= Cecilia Llusco Alaña =

Bolivian mountaineer

Cecilia Llusco Alaña (born 1985), an Indigenous Bolivian mountaineer, founder of the Cholitas Escaladoras Bolivianas or Cholita Climbers of Bolivia, has scaled mountains in South America, including Huayna Potosi, a 6,088 meter high peak in Bolivia. She works as one of only about ten Indigenous Aymara women mountaineering guides. Instead of wearing modern technical or thermal mountaineering clothing, she climbs in her Indigenous costume. This includes the pollera, a brightly colored, gathered skirt with many underskirts. She carries her equipment in k'eperinas, or Aguayo, traditionally woven shawls or blankets, carried on her back. Since climbing Huayna Potosi she and the group have gone on to scale higher mountains such as Aconcagua, a 6,961meter peak in Argentina and the highest mountain in the Americas.

== Life and career ==
Llusco is from an Indigenous Aymara family. Her father was a trekking guide and Llusco started working in tourism with him at the age of eight. Tourism in Bolivia is traditionally a man's field but Llusco has now completed two entry level mountaineering courses and would like to travel abroad to do more. The main season for tourist high climbing is between May and November so the work is seasonal. Not able to buy her own equipment, Llusco has to rent it as she needs it.

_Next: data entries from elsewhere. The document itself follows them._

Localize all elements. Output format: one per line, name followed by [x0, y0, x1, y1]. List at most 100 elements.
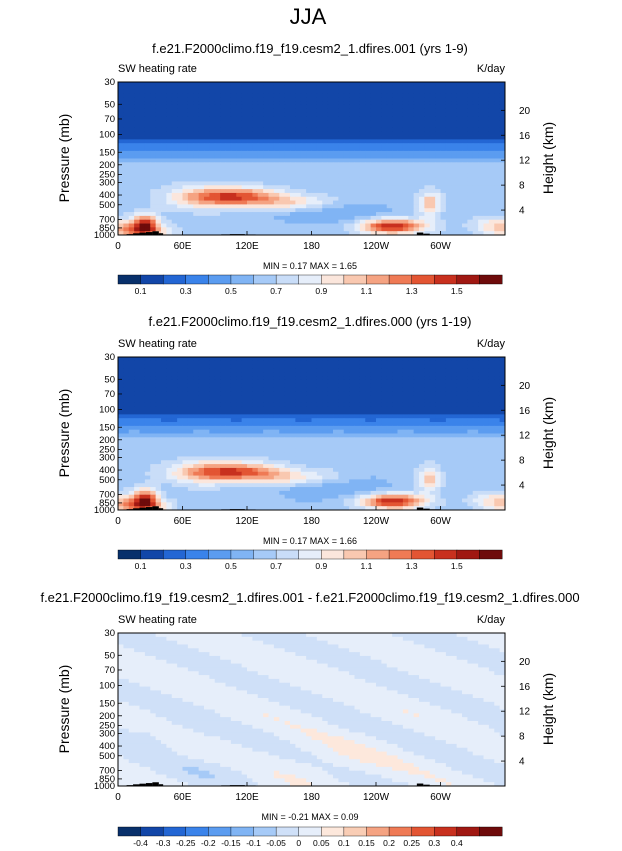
field-cell — [150, 154, 157, 159]
field-cell — [155, 212, 162, 217]
field-cell — [408, 131, 415, 136]
field-cell — [193, 383, 200, 388]
field-cell — [273, 227, 280, 232]
field-cell — [123, 223, 130, 228]
field-cell — [370, 166, 377, 171]
field-cell — [327, 131, 334, 136]
field-cell — [462, 97, 468, 102]
field-cell — [252, 112, 259, 117]
field-cell — [365, 223, 372, 228]
field-cell — [343, 135, 350, 140]
field-cell — [402, 166, 409, 171]
field-cell — [214, 104, 221, 110]
field-cell — [268, 97, 275, 102]
field-cell — [354, 112, 361, 117]
field-cell — [144, 433, 151, 438]
field-cell — [488, 422, 495, 427]
field-cell — [247, 124, 253, 129]
field-cell — [290, 418, 296, 423]
field-cell — [488, 150, 495, 156]
field-cell — [376, 158, 382, 163]
field-cell — [257, 433, 264, 438]
field-cell — [150, 433, 157, 438]
field-cell — [263, 448, 269, 454]
y-tick-label: 400 — [99, 190, 115, 201]
field-cell — [225, 208, 232, 213]
field-cell — [397, 104, 404, 110]
field-cell — [349, 456, 355, 461]
field-cell — [209, 410, 216, 415]
field-cell — [284, 368, 291, 373]
field-cell — [263, 135, 269, 140]
field-cell — [499, 135, 506, 140]
field-cell — [370, 219, 377, 224]
field-cell — [273, 131, 280, 136]
field-cell — [359, 154, 366, 159]
field-cell — [128, 120, 135, 125]
field-cell — [456, 150, 463, 156]
field-cell — [472, 82, 479, 87]
field-cell — [354, 437, 361, 442]
field-cell — [376, 101, 382, 106]
field-cell — [413, 154, 420, 159]
field-cell — [204, 131, 210, 136]
field-cell — [424, 368, 431, 373]
field-cell — [327, 433, 334, 438]
field-cell — [161, 208, 167, 213]
field-cell — [161, 360, 167, 366]
field-cell — [429, 116, 436, 121]
field-cell — [230, 108, 237, 114]
field-cell — [161, 376, 167, 381]
field-cell — [166, 112, 173, 117]
field-cell — [494, 85, 501, 91]
field-cell — [472, 418, 479, 423]
field-cell — [397, 93, 404, 98]
field-cell — [273, 162, 280, 167]
field-cell — [247, 143, 253, 148]
field-cell — [257, 399, 264, 404]
field-cell — [349, 402, 355, 408]
field-cell — [144, 196, 151, 201]
field-cell — [456, 189, 463, 194]
field-cell — [311, 82, 318, 87]
field-cell — [343, 169, 350, 175]
field-cell — [134, 93, 140, 98]
field-cell — [435, 162, 441, 167]
field-cell — [451, 227, 458, 232]
field-cell — [316, 433, 323, 438]
height-tick-label: 4 — [519, 206, 525, 217]
field-cell — [338, 227, 345, 232]
field-cell — [370, 223, 377, 228]
field-cell — [488, 364, 495, 369]
field-cell — [322, 162, 329, 167]
field-cell — [370, 147, 377, 152]
field-cell — [204, 425, 210, 431]
field-cell — [128, 433, 135, 438]
field-cell — [429, 85, 436, 91]
field-cell — [220, 208, 226, 213]
field-cell — [472, 166, 479, 171]
field-cell — [392, 215, 398, 221]
field-cell — [472, 196, 479, 201]
field-cell — [467, 150, 474, 156]
field-cell — [435, 379, 441, 385]
field-cell — [451, 127, 458, 133]
field-cell — [306, 196, 312, 201]
field-cell — [402, 460, 409, 465]
field-cell — [365, 364, 372, 369]
field-cell — [311, 402, 318, 408]
field-cell — [161, 173, 167, 179]
field-cell — [187, 185, 194, 190]
field-cell — [445, 208, 452, 213]
field-cell — [451, 422, 458, 427]
field-cell — [161, 116, 167, 121]
field-cell — [456, 108, 463, 114]
field-cell — [273, 395, 280, 400]
field-cell — [118, 410, 124, 415]
field-cell — [118, 223, 124, 228]
field-cell — [311, 387, 318, 392]
field-cell — [392, 460, 398, 465]
field-cell — [376, 200, 382, 205]
field-cell — [354, 219, 361, 224]
field-cell — [220, 196, 226, 201]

The word cholita has been used to derogate Aymara and Quechua women who have even been banned from using public transport, from using public spaces and have had limited employment opportunities. Now Aymara women are challenging these negative associations in many fields. One example is by reclaiming the word by using it in contexts such as extreme sports. Llusco helped to found the group known as the Cholitas Escaladoras.

In December 2015, eleven members of the Cholita Escaladoras, some of whom were mountaineering guides, high altitude cooks or porters, scaled Huayna Potosi, a 19,974ft (6,088-meter) Andean peak, part of the Cordillera Real mountain range near La Paz.

In 2019, five women in the group, including Cecilia Llusco, climbed Aconcagua, a 6,961m above sea level mountain in Argentina. The journey up this, the highest mountain in the Americas, is captured in the documentary film Cholitas (2019).

The Cholitas Escaladoras are part of a wider movement, fighting for women's rights in sport. For example, there are the cholitas luchadoras, the fighting cholitas and the cholitas skaters.

== Personal life ==
Llusco and her partner of 20 years have two children, a son and a daughter who is also a Cholita Escaladora. Llusco has expressed a desire to tackle Mount Everest if she can raise enough money.